If you, too, did a double take when you saw Rita Angus's face suddenly brought to life on an inner-city poster, you are sure to relish in the love letters detailing the brief but passionate love affair between artist Angus and composer Douglas Lilburn.
Vanessa Ellingham
Published on November 21, 2011
Updated on December 08, 2014

Overview

Concrete Playground has a Double Pass to giveaway for the 2pm performance of Rita and Douglas on  Saturday November 26 2011. Either email [email protected] or Tweet this event page to go in the draw.

Art, classical music and theatre combine to deliver a deeply intense and highly unusual love story that lies in the heart of New Zealand’s cultural history. If you, too, did a double take when you saw Rita Angus's face suddenly brought to life on an inner-city poster, you are sure to relish in the love letters detailing the brief but passionate love affair between artist Angus and composer Douglas Lilburn, adapted by playwriting dynamo Dave Armstrong.

Living alone and in virtual poverty in the 1940s, Angus went on to produce a stunning body of work with Lilburn’s support. Rita and Douglas combines Angus’ images and her own words from her letters to Lilburn to create, essentially a monologue - the only response is from Lilburn's piano.

We spoke to the actress who plays Rita Angus in the production.

"What a woman, and what an amazing collection of work"; this is the first remark Jennifer Ward-Lealand makes about her character. "The exhibition at Te Papa a couple of years ago was a highlight of my exhibition-going life so far."

Being Rita Angus, enduring her fabulous highs and her guttural lows, is an honour for Ward-Lealand. "I get to go everywhere with Rita. It's such a joy for any actor."

She's keeping mum on exactly which ups and downs we'll see in the production, but she does say that Angus's feelings resonate in herself. This is not so much because she's had the same experiences necessarily, but because Angus's letters cut close to the very bones of being human.

"We're all humans and we all have that depth of emotion. I feel so lucky to be playing her."

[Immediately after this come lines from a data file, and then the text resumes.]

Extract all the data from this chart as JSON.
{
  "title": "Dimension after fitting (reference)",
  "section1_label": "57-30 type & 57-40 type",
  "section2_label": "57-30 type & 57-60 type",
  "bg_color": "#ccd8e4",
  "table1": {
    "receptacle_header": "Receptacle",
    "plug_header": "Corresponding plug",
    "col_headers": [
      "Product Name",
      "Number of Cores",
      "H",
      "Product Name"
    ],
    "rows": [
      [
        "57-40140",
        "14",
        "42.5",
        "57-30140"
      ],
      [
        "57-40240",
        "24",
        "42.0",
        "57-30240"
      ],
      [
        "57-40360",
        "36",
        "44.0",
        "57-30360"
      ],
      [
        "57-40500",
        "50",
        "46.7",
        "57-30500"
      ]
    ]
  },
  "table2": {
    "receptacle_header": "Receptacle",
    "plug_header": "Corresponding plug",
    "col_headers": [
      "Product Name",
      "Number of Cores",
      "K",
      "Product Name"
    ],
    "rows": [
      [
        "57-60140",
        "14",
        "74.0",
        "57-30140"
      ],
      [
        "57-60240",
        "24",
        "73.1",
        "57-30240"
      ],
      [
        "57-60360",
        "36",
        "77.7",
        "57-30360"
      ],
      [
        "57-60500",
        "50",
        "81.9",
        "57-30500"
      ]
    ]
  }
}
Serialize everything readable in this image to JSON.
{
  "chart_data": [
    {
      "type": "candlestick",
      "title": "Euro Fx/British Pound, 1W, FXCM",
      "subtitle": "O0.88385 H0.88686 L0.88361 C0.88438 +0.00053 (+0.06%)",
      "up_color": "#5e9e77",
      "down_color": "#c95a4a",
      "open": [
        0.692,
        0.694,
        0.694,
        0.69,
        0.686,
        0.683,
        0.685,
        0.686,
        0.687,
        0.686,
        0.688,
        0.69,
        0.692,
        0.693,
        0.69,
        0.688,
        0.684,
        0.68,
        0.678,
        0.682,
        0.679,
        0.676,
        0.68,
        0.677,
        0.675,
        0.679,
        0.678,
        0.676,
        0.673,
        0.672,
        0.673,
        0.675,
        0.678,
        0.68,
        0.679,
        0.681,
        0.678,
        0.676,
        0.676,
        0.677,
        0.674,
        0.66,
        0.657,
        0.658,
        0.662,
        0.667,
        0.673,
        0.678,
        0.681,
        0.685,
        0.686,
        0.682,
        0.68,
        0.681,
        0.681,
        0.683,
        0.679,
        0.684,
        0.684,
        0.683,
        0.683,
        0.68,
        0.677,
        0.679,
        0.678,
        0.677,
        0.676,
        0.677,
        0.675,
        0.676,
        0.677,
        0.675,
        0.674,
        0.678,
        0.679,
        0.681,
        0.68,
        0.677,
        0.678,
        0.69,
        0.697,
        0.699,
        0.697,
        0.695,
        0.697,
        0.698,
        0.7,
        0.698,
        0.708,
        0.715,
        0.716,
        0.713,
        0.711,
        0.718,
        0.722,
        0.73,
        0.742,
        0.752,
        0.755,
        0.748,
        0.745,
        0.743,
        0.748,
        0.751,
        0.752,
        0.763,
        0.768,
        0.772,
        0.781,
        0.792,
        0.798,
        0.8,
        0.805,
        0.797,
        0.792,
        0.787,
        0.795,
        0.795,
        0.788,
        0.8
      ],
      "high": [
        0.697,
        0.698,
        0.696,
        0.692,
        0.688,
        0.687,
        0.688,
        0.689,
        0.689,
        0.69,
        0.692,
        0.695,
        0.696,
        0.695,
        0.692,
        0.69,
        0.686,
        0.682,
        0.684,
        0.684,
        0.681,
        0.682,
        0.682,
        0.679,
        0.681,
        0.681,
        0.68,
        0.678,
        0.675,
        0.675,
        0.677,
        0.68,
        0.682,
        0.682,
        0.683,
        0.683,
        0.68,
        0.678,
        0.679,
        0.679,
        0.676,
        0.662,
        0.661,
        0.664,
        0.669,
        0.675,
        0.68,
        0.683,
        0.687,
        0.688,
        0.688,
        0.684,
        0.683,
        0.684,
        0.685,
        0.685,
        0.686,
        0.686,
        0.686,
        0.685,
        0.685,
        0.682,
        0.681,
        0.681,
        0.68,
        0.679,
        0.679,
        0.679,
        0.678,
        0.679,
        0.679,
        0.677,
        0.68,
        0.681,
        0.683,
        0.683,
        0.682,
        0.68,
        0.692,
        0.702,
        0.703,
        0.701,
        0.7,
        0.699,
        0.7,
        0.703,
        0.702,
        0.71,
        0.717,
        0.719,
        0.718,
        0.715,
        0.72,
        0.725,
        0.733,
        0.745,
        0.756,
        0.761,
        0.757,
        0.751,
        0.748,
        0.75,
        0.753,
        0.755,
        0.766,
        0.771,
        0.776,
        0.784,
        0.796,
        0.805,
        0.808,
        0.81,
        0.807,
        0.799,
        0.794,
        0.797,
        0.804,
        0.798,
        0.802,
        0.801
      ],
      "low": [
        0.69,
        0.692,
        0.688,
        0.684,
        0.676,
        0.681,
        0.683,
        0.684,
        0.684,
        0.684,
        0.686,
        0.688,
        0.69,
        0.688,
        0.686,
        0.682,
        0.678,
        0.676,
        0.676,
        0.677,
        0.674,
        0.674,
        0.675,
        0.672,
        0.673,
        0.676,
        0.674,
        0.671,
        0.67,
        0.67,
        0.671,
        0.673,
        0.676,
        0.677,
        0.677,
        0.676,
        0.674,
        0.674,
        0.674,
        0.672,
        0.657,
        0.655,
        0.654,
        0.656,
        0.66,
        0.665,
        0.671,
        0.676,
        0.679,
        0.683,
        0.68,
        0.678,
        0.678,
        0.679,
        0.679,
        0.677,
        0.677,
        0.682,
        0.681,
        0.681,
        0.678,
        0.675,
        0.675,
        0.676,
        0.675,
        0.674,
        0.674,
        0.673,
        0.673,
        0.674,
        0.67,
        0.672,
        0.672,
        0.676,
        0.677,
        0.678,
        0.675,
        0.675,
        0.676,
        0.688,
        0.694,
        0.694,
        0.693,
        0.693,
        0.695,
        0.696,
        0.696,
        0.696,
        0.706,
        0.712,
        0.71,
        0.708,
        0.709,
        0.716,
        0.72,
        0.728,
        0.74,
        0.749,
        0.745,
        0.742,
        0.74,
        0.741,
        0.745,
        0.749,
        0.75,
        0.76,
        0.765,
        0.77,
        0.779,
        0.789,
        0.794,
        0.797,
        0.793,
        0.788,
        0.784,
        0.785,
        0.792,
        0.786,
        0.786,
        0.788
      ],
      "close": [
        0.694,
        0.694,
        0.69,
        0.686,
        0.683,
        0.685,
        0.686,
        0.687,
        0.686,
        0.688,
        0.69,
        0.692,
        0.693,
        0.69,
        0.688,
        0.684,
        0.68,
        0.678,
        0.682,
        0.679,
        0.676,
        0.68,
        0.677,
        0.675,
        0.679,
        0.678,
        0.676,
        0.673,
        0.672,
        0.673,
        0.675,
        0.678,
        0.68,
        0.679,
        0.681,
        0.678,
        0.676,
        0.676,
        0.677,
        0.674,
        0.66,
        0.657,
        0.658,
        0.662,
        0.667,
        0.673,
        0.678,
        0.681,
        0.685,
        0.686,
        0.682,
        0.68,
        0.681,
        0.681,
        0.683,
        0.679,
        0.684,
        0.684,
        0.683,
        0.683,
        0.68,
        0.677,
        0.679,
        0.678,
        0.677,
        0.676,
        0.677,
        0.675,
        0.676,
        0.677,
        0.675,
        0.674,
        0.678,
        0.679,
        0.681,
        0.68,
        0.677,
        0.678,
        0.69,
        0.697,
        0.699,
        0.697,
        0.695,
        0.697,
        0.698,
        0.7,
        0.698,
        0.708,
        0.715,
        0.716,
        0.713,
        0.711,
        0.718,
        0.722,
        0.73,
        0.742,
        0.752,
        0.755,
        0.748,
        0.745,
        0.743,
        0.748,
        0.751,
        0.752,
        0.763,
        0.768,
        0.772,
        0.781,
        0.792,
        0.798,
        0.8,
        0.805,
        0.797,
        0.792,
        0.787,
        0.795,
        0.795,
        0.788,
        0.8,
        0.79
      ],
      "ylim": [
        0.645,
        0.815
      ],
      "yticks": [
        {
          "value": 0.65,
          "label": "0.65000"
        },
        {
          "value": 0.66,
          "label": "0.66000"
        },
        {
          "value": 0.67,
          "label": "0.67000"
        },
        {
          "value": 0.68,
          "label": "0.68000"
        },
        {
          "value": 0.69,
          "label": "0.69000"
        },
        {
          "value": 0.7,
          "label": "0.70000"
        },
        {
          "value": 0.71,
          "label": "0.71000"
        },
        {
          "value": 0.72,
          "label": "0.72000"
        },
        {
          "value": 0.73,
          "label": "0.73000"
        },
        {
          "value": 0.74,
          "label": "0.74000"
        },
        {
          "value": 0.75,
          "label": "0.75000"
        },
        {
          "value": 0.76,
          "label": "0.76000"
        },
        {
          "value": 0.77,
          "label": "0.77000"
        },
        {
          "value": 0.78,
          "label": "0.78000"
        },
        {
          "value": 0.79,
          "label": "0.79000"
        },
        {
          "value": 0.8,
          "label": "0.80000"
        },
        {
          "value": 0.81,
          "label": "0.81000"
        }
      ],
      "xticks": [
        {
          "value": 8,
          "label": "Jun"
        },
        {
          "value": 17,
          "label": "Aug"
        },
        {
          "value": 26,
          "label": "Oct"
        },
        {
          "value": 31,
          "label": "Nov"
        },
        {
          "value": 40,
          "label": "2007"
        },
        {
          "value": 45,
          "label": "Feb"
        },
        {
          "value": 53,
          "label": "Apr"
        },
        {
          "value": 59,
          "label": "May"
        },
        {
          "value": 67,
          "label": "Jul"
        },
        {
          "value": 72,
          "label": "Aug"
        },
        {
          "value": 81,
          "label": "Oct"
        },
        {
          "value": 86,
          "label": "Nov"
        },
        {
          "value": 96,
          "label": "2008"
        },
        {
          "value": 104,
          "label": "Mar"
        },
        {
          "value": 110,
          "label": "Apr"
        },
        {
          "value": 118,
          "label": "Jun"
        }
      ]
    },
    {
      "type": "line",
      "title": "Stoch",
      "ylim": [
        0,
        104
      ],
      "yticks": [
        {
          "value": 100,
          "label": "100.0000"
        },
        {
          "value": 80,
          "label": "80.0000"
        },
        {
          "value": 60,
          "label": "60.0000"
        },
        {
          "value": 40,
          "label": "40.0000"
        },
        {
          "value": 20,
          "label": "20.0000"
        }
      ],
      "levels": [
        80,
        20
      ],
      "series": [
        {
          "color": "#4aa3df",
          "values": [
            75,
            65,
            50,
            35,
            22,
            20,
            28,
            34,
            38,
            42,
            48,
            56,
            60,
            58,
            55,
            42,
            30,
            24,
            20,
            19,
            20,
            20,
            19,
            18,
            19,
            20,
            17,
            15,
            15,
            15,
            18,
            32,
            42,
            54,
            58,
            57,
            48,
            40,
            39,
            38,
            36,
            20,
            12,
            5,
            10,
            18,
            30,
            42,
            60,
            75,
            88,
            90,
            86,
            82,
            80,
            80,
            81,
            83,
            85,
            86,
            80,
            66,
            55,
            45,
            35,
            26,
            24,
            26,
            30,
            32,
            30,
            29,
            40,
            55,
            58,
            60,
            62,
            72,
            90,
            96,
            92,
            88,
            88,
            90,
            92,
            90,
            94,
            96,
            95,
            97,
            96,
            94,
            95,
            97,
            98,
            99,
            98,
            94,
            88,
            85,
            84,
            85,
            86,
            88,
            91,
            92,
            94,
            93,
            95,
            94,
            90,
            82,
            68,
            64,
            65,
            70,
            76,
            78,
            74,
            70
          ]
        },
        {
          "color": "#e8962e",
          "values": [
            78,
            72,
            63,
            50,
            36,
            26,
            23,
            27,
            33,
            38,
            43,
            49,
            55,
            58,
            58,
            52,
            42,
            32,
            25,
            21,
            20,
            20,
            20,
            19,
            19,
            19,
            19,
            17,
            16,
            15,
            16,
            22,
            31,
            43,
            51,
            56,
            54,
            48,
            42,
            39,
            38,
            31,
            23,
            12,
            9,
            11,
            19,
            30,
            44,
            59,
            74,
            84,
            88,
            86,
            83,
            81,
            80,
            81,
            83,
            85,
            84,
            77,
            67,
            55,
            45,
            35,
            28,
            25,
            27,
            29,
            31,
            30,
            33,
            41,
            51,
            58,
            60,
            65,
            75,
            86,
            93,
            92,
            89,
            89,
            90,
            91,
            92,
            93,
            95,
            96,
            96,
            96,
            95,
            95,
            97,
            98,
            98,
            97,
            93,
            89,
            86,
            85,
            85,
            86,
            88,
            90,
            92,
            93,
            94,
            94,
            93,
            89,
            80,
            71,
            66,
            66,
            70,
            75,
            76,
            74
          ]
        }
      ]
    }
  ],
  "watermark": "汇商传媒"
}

Ward-Lealand says the show itself is "deceptively simple, but incredibly timed". She is countered by New Zealand's foremost concert pianist, Michael Houston, who represents Lilburn in the piece, responding to her letter readings with Lilburn's music.

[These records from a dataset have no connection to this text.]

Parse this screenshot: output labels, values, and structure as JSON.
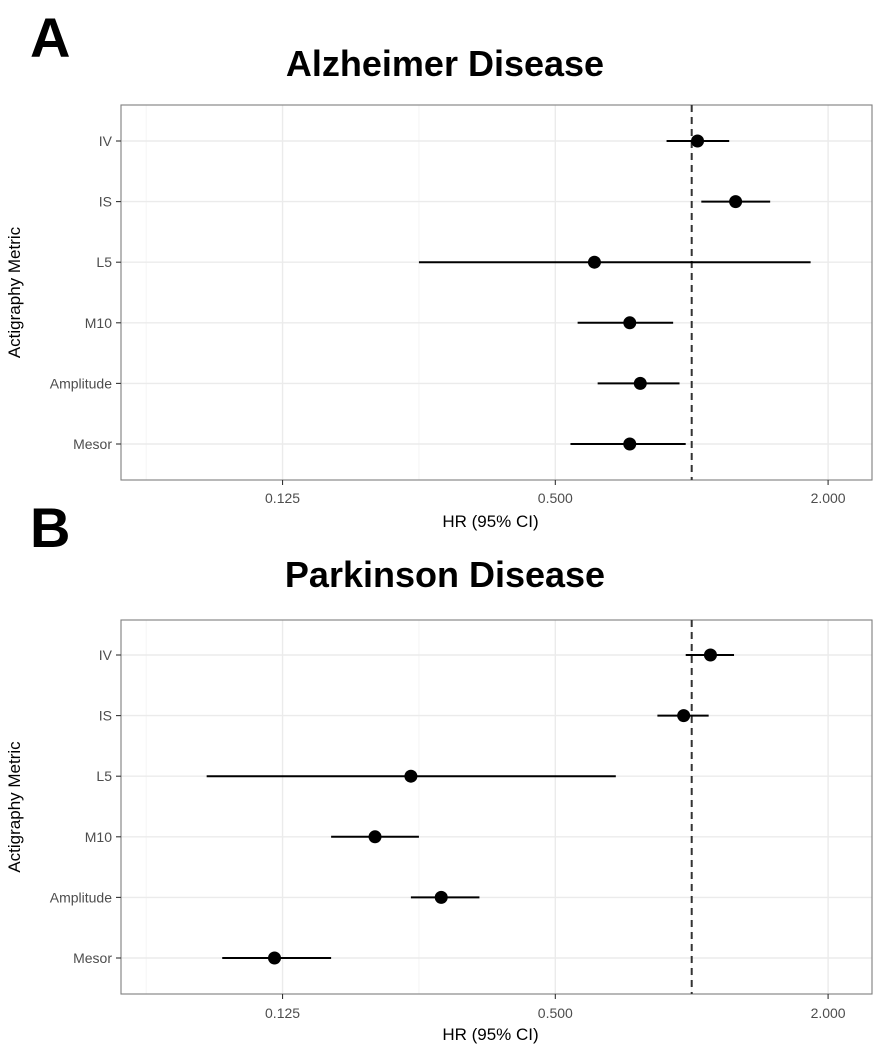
{
  "chart_data": [
    {
      "panel_label": "A",
      "type": "forest",
      "title": "Alzheimer Disease",
      "xlabel": "HR (95% CI)",
      "ylabel": "Actigraphy Metric",
      "x_scale": "log2",
      "xlim": [
        0.055,
        2.5
      ],
      "x_ticks": [
        0.125,
        0.5,
        2.0
      ],
      "x_tick_labels": [
        "0.125",
        "0.500",
        "2.000"
      ],
      "reference_line": 1.0,
      "categories": [
        "IV",
        "IS",
        "L5",
        "M10",
        "Amplitude",
        "Mesor"
      ],
      "estimates": [
        1.03,
        1.25,
        0.61,
        0.73,
        0.77,
        0.73
      ],
      "ci_lower": [
        0.88,
        1.05,
        0.25,
        0.56,
        0.62,
        0.54
      ],
      "ci_upper": [
        1.21,
        1.49,
        1.83,
        0.91,
        0.94,
        0.97
      ]
    },
    {
      "panel_label": "B",
      "type": "forest",
      "title": "Parkinson Disease",
      "xlabel": "HR (95% CI)",
      "ylabel": "Actigraphy Metric",
      "x_scale": "log2",
      "xlim": [
        0.055,
        2.5
      ],
      "x_ticks": [
        0.125,
        0.5,
        2.0
      ],
      "x_tick_labels": [
        "0.125",
        "0.500",
        "2.000"
      ],
      "reference_line": 1.0,
      "categories": [
        "IV",
        "IS",
        "L5",
        "M10",
        "Amplitude",
        "Mesor"
      ],
      "estimates": [
        1.1,
        0.96,
        0.24,
        0.2,
        0.28,
        0.12
      ],
      "ci_lower": [
        0.97,
        0.84,
        0.085,
        0.16,
        0.24,
        0.092
      ],
      "ci_upper": [
        1.24,
        1.09,
        0.68,
        0.25,
        0.34,
        0.16
      ]
    }
  ]
}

"We don't have his letters back to her because her family destroyed them. But she's actually a pretty neat writer; you don't necessarily need his replies to know what's going on."

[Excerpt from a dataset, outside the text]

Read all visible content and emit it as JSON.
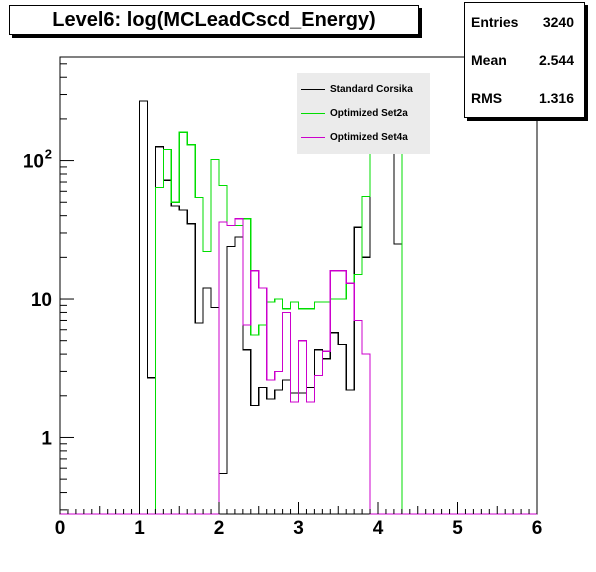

For any student who became a Rita-admirer in high school Art History (or perhaps somewhere much more classy), this is a rare insight into Rita's world: here, she comes to life. And Ward-Lealand looks entirely the part, with Angus' paintings  providing the backdrop to her words - biographical image adviser Jill Trevelyan has ensured this.

Having already toured much of New Zealand with the production, Ward-Lealand says Auckland will likely receive the most relaxed, intuitive performances yet. "We're at that really sweet point where it's just embedded in us."

Probably just as Rita is embedded in her.